The blackberries are also starting to size up.  Blackberry cobbler is a favorite of mine – warm out of the oven with a large scoop of vanilla bean ice cream.  YUM!  This year I may try making blackberry leather or I may try my hand at canning some blackberry pie filling.  Well……. maybe I should just live it up and try both!

green wild blackberries

I checked on our resident toad who has made a home under the apricot tree.  Yup – he’s still there.  Judging from the picture, he seems to have grown quite a bit as he now fills out the entire hole in the ground. Gee, no wonder I don’t see any insects around the orchard area!  But wait – you don’t think he’s stuck in there now, do you?

toad under the apricot tree

Speaking of critters, we found this critter nest along the side of the new road we are cutting into the north side of our property.  We haven’t seen anything coming or going, but whatever it is seems to have built itself a pretty cozy abode.  We haven’t had the heart to tear it down yet.  Actually…. well you see…….. it’s just that……..truthfully we are a little afraid of what may really be in there! A friend of ours suggested it’s just a wood rat’s nest.  If it is, that’s a pretty big wood rat!wood rat house?

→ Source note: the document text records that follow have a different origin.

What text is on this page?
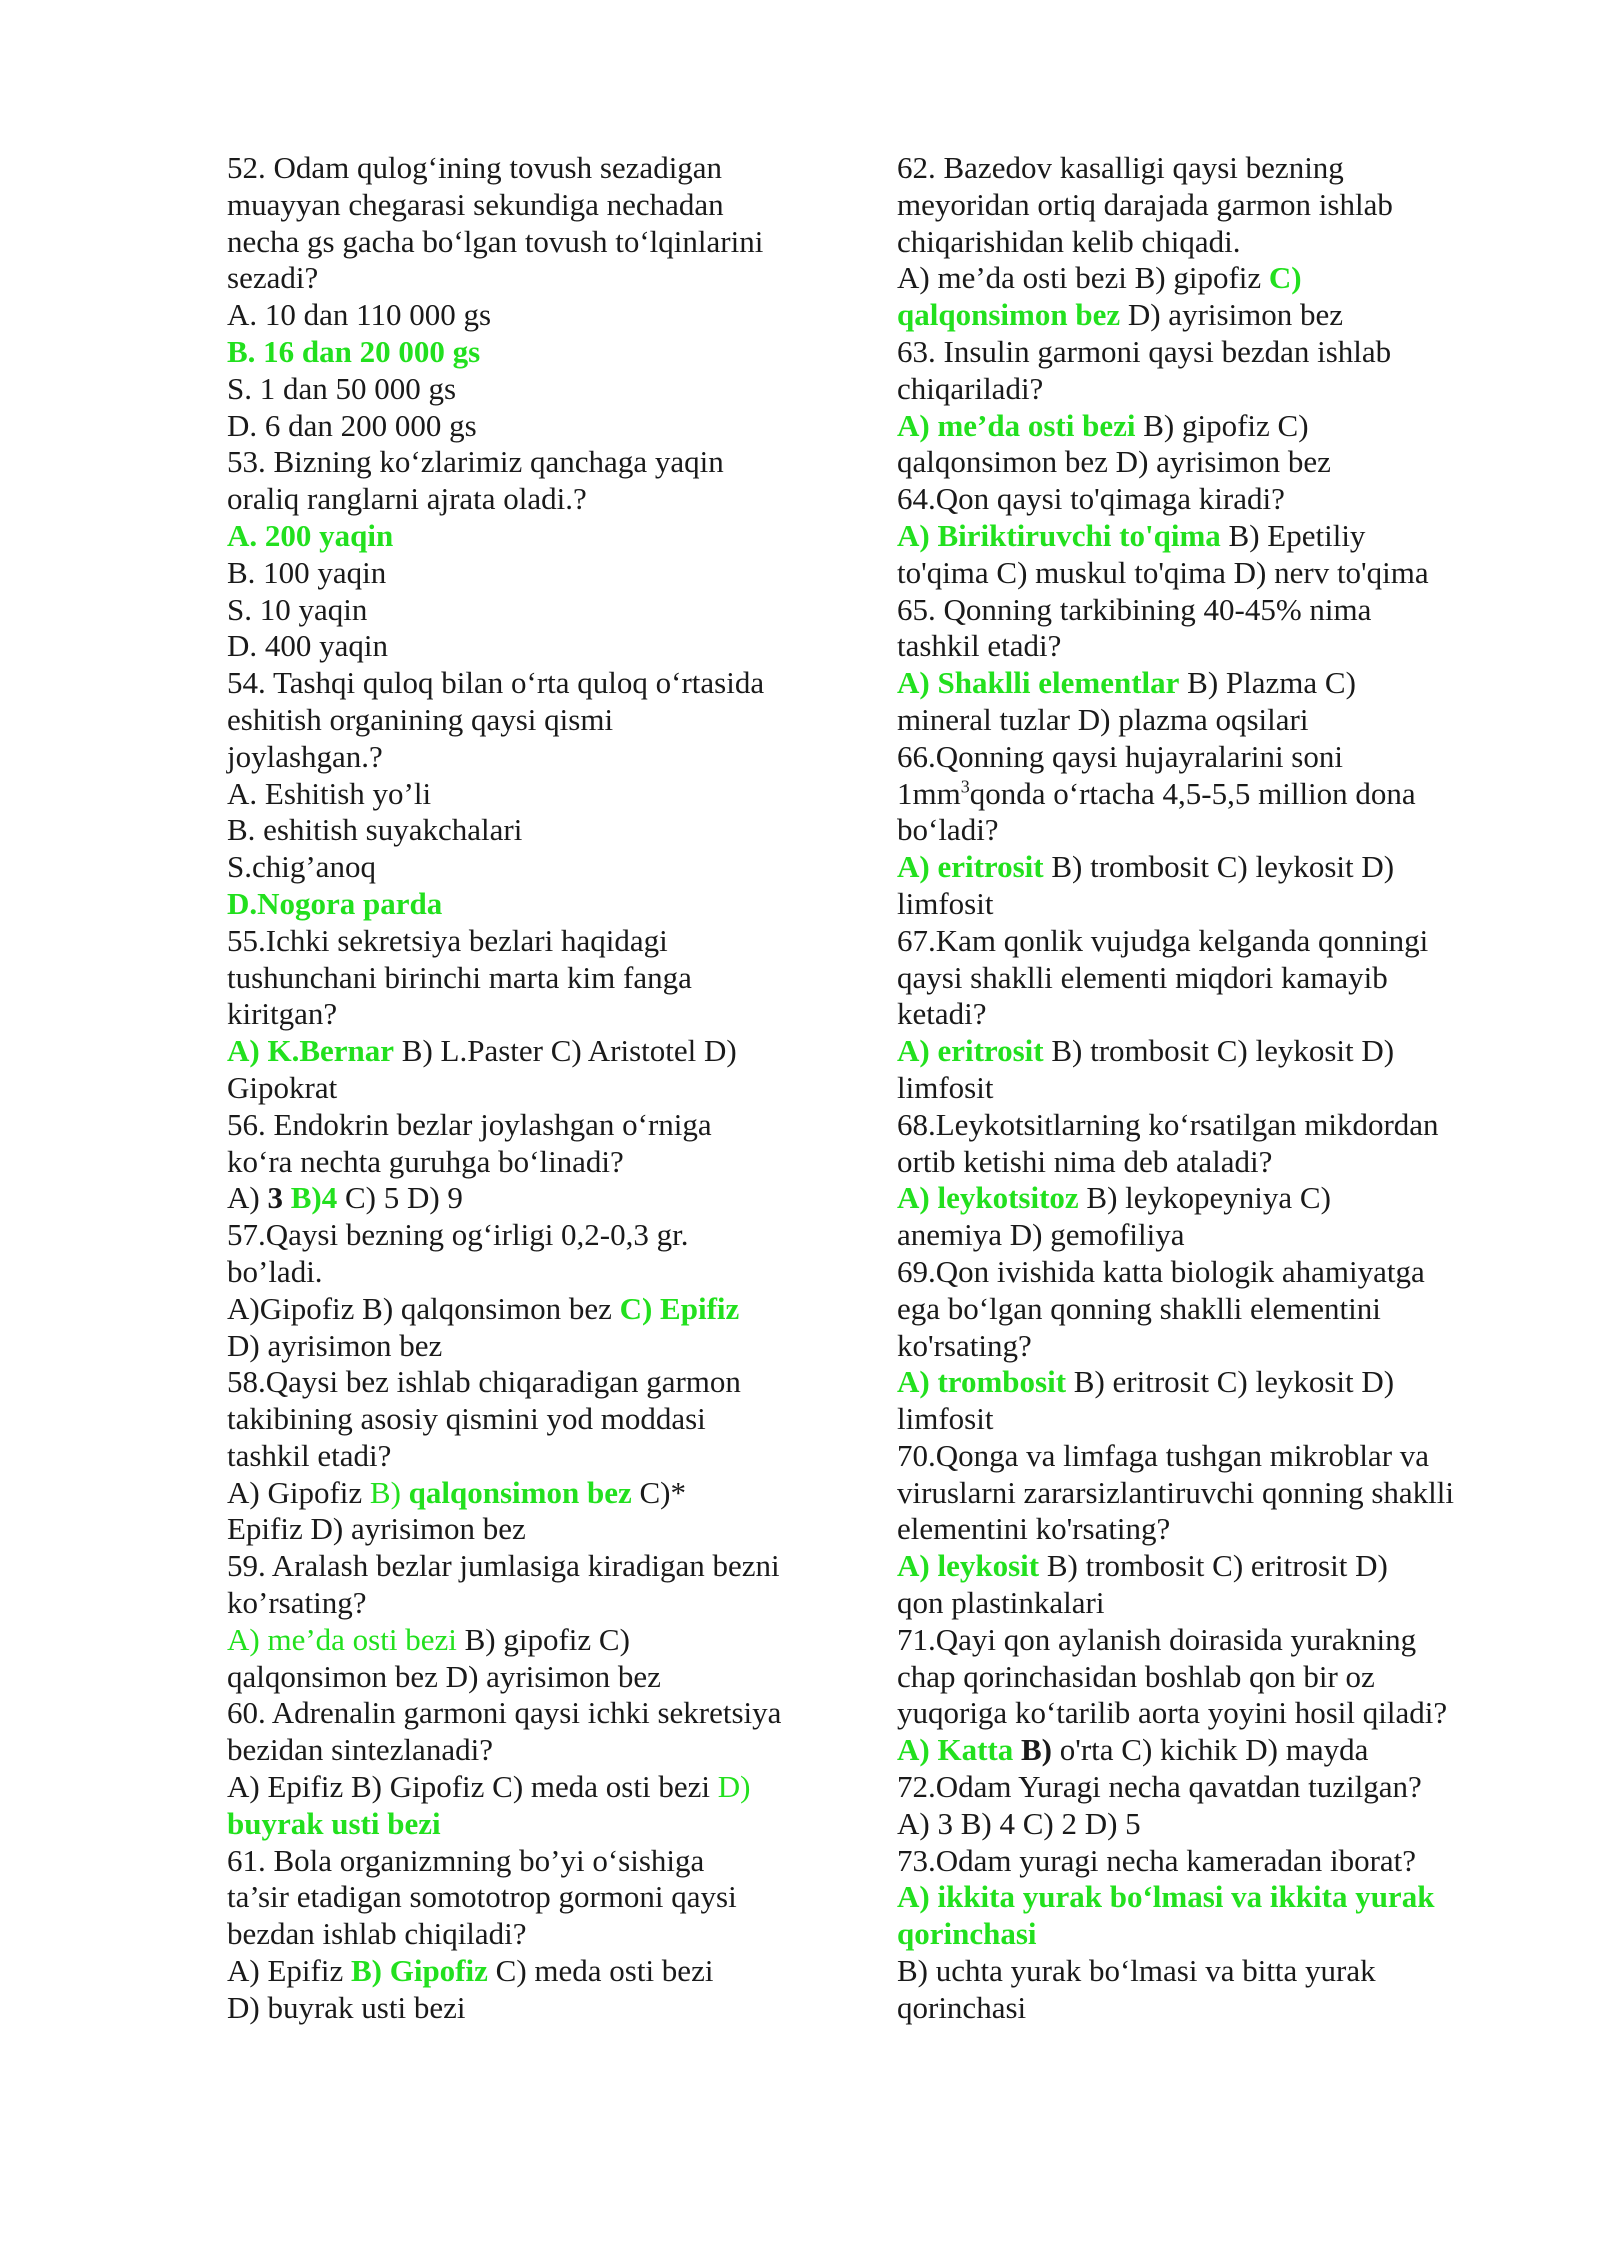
52. Odam qulog‘ining tovush sezadigan
muayyan chegarasi sekundiga nechadan
necha gs gacha bo‘lgan tovush to‘lqinlarini
sezadi?
A. 10 dan 110 000 gs
B. 16 dan 20 000 gs
S. 1 dan 50 000 gs
D. 6 dan 200 000 gs
53. Bizning ko‘zlarimiz qanchaga yaqin
oraliq ranglarni ajrata oladi.?
A. 200 yaqin
B. 100 yaqin
S. 10 yaqin
D. 400 yaqin
54. Tashqi quloq bilan o‘rta quloq o‘rtasida
eshitish organining qaysi qismi
joylashgan.?
A. Eshitish yo’li
B. eshitish suyakchalari
S.chig’anoq
D.Nogora parda
55.Ichki sekretsiya bezlari haqidagi
tushunchani birinchi marta kim fanga
kiritgan?
A) K.Bernar B) L.Paster C) Aristotel D)
Gipokrat
56. Endokrin bezlar joylashgan o‘rniga
ko‘ra nechta guruhga bo‘linadi?
A) 3 B)4 C) 5 D) 9
57.Qaysi bezning og‘irligi 0,2-0,3 gr.
bo’ladi.
A)Gipofiz B) qalqonsimon bez C) Epifiz
D) ayrisimon bez
58.Qaysi bez ishlab chiqaradigan garmon
takibining asosiy qismini yod moddasi
tashkil etadi?
A) Gipofiz B) qalqonsimon bez C)*
Epifiz D) ayrisimon bez
59. Aralash bezlar jumlasiga kiradigan bezni
ko’rsating?
A) me’da osti bezi B) gipofiz C)
qalqonsimon bez D) ayrisimon bez
60. Adrenalin garmoni qaysi ichki sekretsiya
bezidan sintezlanadi?
A) Epifiz B) Gipofiz C) meda osti bezi D)
buyrak usti bezi
61. Bola organizmning bo’yi o‘sishiga
ta’sir etadigan somototrop gormoni qaysi
bezdan ishlab chiqiladi?
A) Epifiz B) Gipofiz C) meda osti bezi
D) buyrak usti bezi
62. Bazedov kasalligi qaysi bezning
meyoridan ortiq darajada garmon ishlab
chiqarishidan kelib chiqadi.
A) me’da osti bezi B) gipofiz C)
qalqonsimon bez D) ayrisimon bez
63. Insulin garmoni qaysi bezdan ishlab
chiqariladi?
A) me’da osti bezi B) gipofiz C)
qalqonsimon bez D) ayrisimon bez
64.Qon qaysi to'qimaga kiradi?
A) Biriktiruvchi to'qima B) Epetiliy
to'qima C) muskul to'qima D) nerv to'qima
65. Qonning tarkibining 40-45% nima
tashkil etadi?
A) Shaklli elementlar B) Plazma C)
mineral tuzlar D) plazma oqsilari
66.Qonning qaysi hujayralarini soni
$1mm^3qonda$ o‘rtacha 4,5-5,5 million dona
bo‘ladi?
A) eritrosit B) trombosit C) leykosit D)
limfosit
67.Kam qonlik vujudga kelganda qonningi
qaysi shaklli elementi miqdori kamayib
ketadi?
A) eritrosit B) trombosit C) leykosit D)
limfosit
68.Leykotsitlarning ko‘rsatilgan mikdordan
ortib ketishi nima deb ataladi?
A) leykotsitoz B) leykopeyniya C)
anemiya D) gemofiliya
69.Qon ivishida katta biologik ahamiyatga
ega bo‘lgan qonning shaklli elementini
ko'rsating?
A) trombosit B) eritrosit C) leykosit D)
limfosit
70.Qonga va limfaga tushgan mikroblar va
viruslarni zararsizlantiruvchi qonning shaklli
elementini ko'rsating?
A) leykosit B) trombosit C) eritrosit D)
qon plastinkalari
71.Qayi qon aylanish doirasida yurakning
chap qorinchasidan boshlab qon bir oz
yuqoriga ko‘tarilib aorta yoyini hosil qiladi?
A) Katta B) o'rta C) kichik D) mayda
72.Odam Yuragi necha qavatdan tuzilgan?
A) 3 B) 4 C) 2 D) 5
73.Odam yuragi necha kameradan iborat?
A) ikkita yurak bo‘lmasi va ikkita yurak
qorinchasi
B) uchta yurak bo‘lmasi va bitta yurak
qorinchasi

The mystery plant in the compost pile has revealed itself as a cantaloupe, which is very cool because my hubby and I adore cantaloupe.  It has curly tendrils now and I know that I have thrown plenty of cantaloupe seeds on that pile in the past year.  Actually, we like just about any kind of melon, so if it turns out to be a watermelon (it’s possible) we will be happy with that also.  In our backyard garden at our home in the Sacramento Valley, we are growing two different kinds of melon (intentionally) that we have never tried before, both heirloom cantaloupe type melons, so I certainly hope they are good. The potatoes in the compost pile seem to be doing well also!growing melons in compost

The peaches are getting bigger and look quite healthy – except for the holes in the leaves.  I wonder what is causing that?  We inspected the leaves and couldn’t find anything, so we are hoping that whatever creature caused these holes has gone away now.  This is only the second year in the ground for this tree, so I’m not sure if we should leave all of the peaches on the tree.  We may have to thin them again next week. freestone peaches

This is the purple thistle plant we have growing here and there around the future homestead.  I have read somewhere that a certain purple thistle can be used instead of rennet to make cheese.  I am going to have to do some more research into that, because if it is true, wouldn’t that be a great find!  Another way I would not have to depend on a store, which is another step toward self-sufficiency!

purple thistle

I actually took quite a few more pictures, but I think this is enough for one post.  However, thought I would leave you with a picture of the mess our friendly neighborhood squirrel left behind on part of our driveway!   Actually, at the time I took this picture Mr. Squirrel was up in the tree eating another cone, with the pine cone bracts raining down on us below.  We stared up at him – he stared down at us. Then, just out of the blue the squirrel dropped the remainder of his cone and nearly hit me on the head!  I am quite certain he did that on purpose!  😉 squirel pine cone

Thanks for taking a tour with me on my future homestead!